News & Events

Mentally challenged men die after transfer to group homes

Mentally challenged men die after transfer to group homes


TEMPLETON —  An advocacy group for the developmentally challenged says the death of a 54-year-old man, less than a week after he was transferred from the state-run Templeton Developmental Center, bolsters their argument to keep state facilities open.

David Kassel, spokesman for the nonprofit Massachusetts Coalition of Families and Advocates Inc., said he has been in contact with the deceased man’s guardian, who is concerned about a possible medication error leading to his death after he was transferred to a state-operated group home in Tewksbury run by Northeast Residential Services.

The man died of a blood clot to his lung four days after he was transferred, Mr. Kassel said.

The guardian does not want the deceased man’s name published, Mr. Kassel said. The medical examiner is awaiting toxicology results.

The man had lived for years at the Templeton Developmental Center.

He had been in excellent health prior to his transfer, according to a letter of concern from state Sen. Stephen M. Brewer, D-Barre, to the state Department of Developmental Services.

DDS, citing confidentiality and privacy regulations, declined to provide information about the former Templeton resident’s case to Mr. Kassel, who said his organization obtained information about the death from its sources and the examiner’s office.

Mr. Brewer’s letter urged DDS, which was formerly known as the Department of Mental Retardation, to investigate the death and determine if corrective actions are needed to ensure health and safety.

The senator also asked DDS Commissioner Elin M. Howe to “terminate additional transfers to this home until the investigation is complete and any outstanding issues that may have led to this unfortunate event have been addressed.”

Jennifer Kritz, spokeswoman for the Executive Office of Health and Human Services, said state and federal privacy rules restrict her from providing details of individual consumers. But she confirmed that two people served by DDS had died. She said the agency’s deepest condolences go to their families and loved ones, and both deaths are under investigation.

Mr. Kassel said group homes do not have the same standards of care as the state’s six developmental centers.

In another case that Mr. Kassel said brought into question the quality of group-home care, a man who had lived most of his life at the Fernald Developmental Center in Waltham died last month of aspiration pneumonia after swallowing a plastic shopping bag at the group home in which he had been living for about a year.

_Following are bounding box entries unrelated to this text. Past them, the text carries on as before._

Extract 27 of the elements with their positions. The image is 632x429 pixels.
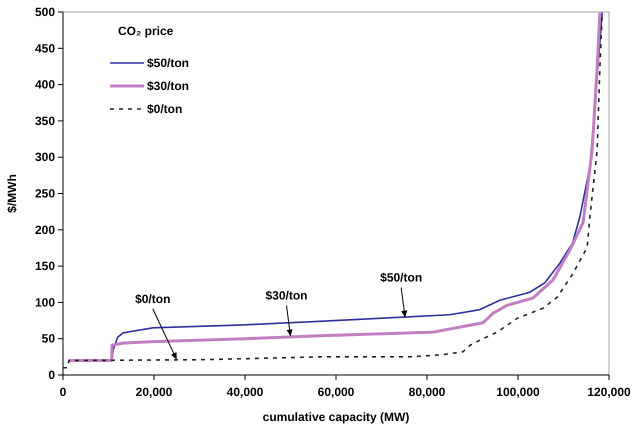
legend-title: CO₂ price (118, 24, 174, 38)
x-tick-label: 40,000 (226, 385, 264, 399)
x-tick-label: 60,000 (318, 385, 355, 399)
y-tick-label: 500 (34, 5, 56, 19)
y-tick-label: 450 (34, 41, 56, 56)
legend-label: $0/ton (147, 102, 182, 116)
x-tick-label: 0 (60, 385, 67, 399)
y-tick-label: 350 (34, 114, 56, 128)
y-tick-label: 250 (34, 186, 56, 200)
y-tick-label: 200 (34, 222, 56, 237)
legend-label: $30/ton (147, 79, 190, 93)
x-tick-label: 120,000 (587, 385, 632, 399)
annotation: $50/ton (380, 270, 422, 285)
x-tick-label: 100,000 (496, 385, 540, 399)
y-tick-label: 50 (42, 332, 56, 346)
x-tick-label: 80,000 (408, 385, 446, 399)
x-tick-label: 20,000 (136, 385, 173, 399)
legend-label: $50/ton (147, 56, 190, 70)
annotation: $30/ton (265, 288, 308, 303)
y-tick-label: 300 (34, 150, 56, 164)
y-tick-label: 400 (34, 78, 56, 92)
y-tick-label: 0 (48, 368, 56, 382)
y-axis-title: $/MWh (5, 174, 19, 213)
y-tick-label: 100 (34, 295, 56, 310)
annotation: $0/ton (135, 292, 170, 306)
x-axis-title: cumulative capacity (MW) (262, 410, 410, 424)
y-tick-label: 150 (34, 259, 56, 274)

Mr. Kassel said he obtained information about the man’s death through the Disabled Persons Protection Commission and the man’s death certificate.

“These people have lived most of their lives at the developmental centers,” Mr. Kassel said of the former Templeton and Fernald residents. “They died within a relatively short period of time after having been transferred to group homes. In each case, we have some questions about the level of supervision that they received in the group homes — whether that might have contributed to their deaths.”

The state plans to close the Templeton, Fernald and Monson development centers and the Glavin Regional Center in Shrewsbury by the end of fiscal 2013.

The state has said that the Wrentham Developmental Center will remain open indefinitely to serve individuals in the closing facilities who choose to remain under intermediate care. A decision has yet to be made about the sixth state facility, the Hogan Regional Center in Danvers.

Mr. Kassel said the state administration seems to be behind with its plan. Fernald, which was first on the list of closures, was slated to be shut down by July 2010, but it still has 14 residents whose guardians are appealing transfers, he said.

The two recent deaths speak to the argument for keeping state facilities open, Mr. Kassel said.

“The developmental centers have a higher level of staffing and supervision and care that is available, even in the state-run group home system and privately run vendor system,” he said. “We do feel that there’s an argument to be made that these people might still be alive today had they not been transferred.”